Personal loans are preferred because one can get the loan regardless of whether you are good or bad credit. However, there is a credit score limit below which you may not qualify for the loan. Similarly, the credit score does affect your rate of interest that the loan will attract. Well, your credit score does determine your interest in that if your credit score is high, you will be considered less risky and so you can negotiate for lower rates of interest.
However, if your credit score is low, you are considered more risky person and so you attract a high rate of interest. Online lenders take up the risk of lending you money regardless of your credit rating but they do compensate for this risk by charging a higher rate of interest. There are various errors that could occur which may affect your credit score negatively. You must therefore be watchful of these errors especially when you discover that your credit score is below what you expected.

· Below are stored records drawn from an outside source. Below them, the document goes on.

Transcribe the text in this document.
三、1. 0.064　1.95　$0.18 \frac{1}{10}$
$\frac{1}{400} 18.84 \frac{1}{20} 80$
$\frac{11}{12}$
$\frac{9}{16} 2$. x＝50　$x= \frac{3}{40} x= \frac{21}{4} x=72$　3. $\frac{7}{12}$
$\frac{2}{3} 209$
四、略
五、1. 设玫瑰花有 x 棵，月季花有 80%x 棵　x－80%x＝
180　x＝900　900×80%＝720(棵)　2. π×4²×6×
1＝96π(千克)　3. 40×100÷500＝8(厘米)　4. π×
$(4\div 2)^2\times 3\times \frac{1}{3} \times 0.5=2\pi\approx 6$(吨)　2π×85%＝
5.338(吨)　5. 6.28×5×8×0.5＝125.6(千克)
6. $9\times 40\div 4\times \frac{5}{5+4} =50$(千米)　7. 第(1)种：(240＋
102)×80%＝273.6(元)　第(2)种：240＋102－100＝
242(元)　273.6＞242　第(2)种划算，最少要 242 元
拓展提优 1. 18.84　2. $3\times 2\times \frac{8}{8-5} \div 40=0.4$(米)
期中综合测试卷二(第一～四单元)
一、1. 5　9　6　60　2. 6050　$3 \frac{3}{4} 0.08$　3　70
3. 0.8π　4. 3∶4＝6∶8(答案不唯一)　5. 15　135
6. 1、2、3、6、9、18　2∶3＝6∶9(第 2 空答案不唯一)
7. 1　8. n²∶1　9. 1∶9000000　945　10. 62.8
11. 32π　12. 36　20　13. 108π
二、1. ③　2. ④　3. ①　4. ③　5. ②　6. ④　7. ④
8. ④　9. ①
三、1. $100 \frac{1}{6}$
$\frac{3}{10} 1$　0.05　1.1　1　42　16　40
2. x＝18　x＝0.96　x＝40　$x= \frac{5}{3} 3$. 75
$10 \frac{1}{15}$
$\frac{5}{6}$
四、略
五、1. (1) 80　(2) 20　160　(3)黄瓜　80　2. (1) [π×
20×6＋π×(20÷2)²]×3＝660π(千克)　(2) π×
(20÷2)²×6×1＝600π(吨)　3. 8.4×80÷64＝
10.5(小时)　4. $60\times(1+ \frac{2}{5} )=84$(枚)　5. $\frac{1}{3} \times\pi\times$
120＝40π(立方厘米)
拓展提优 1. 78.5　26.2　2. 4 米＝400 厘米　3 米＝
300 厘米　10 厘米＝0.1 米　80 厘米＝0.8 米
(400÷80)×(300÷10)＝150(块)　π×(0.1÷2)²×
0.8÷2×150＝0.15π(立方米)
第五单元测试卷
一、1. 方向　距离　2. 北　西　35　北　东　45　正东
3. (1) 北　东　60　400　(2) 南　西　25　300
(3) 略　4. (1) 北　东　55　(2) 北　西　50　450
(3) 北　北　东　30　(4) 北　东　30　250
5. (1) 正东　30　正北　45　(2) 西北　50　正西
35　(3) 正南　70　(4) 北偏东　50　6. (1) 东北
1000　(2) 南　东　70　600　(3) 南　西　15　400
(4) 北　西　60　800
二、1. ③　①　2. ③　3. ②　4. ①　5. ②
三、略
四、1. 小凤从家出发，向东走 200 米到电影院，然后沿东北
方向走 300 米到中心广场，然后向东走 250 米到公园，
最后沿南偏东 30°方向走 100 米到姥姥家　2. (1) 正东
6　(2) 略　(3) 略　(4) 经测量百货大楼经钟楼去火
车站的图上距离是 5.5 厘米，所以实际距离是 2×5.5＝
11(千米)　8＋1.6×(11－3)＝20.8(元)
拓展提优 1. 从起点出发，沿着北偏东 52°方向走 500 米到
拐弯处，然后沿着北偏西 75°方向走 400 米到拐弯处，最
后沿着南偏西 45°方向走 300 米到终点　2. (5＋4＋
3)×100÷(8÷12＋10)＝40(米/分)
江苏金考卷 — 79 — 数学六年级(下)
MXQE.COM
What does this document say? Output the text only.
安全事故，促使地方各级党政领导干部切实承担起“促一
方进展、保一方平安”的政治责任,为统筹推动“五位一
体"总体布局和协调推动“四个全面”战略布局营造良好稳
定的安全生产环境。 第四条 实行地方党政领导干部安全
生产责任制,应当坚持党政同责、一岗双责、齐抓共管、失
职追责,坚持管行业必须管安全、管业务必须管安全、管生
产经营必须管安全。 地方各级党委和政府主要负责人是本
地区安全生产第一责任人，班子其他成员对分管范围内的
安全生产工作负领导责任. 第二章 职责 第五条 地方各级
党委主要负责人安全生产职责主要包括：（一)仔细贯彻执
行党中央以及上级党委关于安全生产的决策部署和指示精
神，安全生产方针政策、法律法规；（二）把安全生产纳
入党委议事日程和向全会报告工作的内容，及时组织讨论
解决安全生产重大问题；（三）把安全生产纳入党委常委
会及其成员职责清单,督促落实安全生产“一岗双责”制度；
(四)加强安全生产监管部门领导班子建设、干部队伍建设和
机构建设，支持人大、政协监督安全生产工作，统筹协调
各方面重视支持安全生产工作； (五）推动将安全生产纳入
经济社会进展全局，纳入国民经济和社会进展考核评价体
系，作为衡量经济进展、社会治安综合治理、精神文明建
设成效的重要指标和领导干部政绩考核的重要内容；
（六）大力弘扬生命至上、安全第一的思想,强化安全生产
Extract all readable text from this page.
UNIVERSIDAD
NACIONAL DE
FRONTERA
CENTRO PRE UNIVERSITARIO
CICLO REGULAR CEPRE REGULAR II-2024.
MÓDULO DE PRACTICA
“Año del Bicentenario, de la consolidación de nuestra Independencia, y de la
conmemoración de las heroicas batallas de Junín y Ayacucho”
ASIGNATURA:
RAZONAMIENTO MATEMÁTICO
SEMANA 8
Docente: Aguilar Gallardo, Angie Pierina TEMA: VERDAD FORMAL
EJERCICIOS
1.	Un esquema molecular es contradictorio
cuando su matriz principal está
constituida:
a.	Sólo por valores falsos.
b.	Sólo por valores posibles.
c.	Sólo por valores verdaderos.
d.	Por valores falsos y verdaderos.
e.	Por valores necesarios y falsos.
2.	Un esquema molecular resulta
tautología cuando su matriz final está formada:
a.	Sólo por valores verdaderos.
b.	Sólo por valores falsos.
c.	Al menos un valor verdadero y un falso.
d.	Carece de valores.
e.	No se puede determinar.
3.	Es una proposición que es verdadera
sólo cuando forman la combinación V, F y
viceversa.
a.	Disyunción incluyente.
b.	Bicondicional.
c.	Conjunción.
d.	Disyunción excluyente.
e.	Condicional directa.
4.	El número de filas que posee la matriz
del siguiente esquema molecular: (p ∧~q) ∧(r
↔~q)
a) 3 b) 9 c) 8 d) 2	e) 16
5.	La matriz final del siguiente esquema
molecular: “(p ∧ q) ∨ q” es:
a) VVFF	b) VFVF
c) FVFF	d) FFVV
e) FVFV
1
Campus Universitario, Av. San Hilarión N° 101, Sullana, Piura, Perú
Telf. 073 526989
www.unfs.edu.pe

One of the errors that could impact on your credit score is the identity error. This means tat details of someone with a similar name as yours could end up appearing on your report and so his or her credit status will affect yours too. Another error is that of poor reporting in the account. If your account details are reported incorrectly, then this could affect your credit score. In addition to this, there are the fraudulent errors that cause the worst problems. This is when someone uses your personal details to get a loan without your knowledge which means that it will appear as a default on your side. You must be ready to dispute these errors as soon as you realize them so as to avoid further problems to your credit score.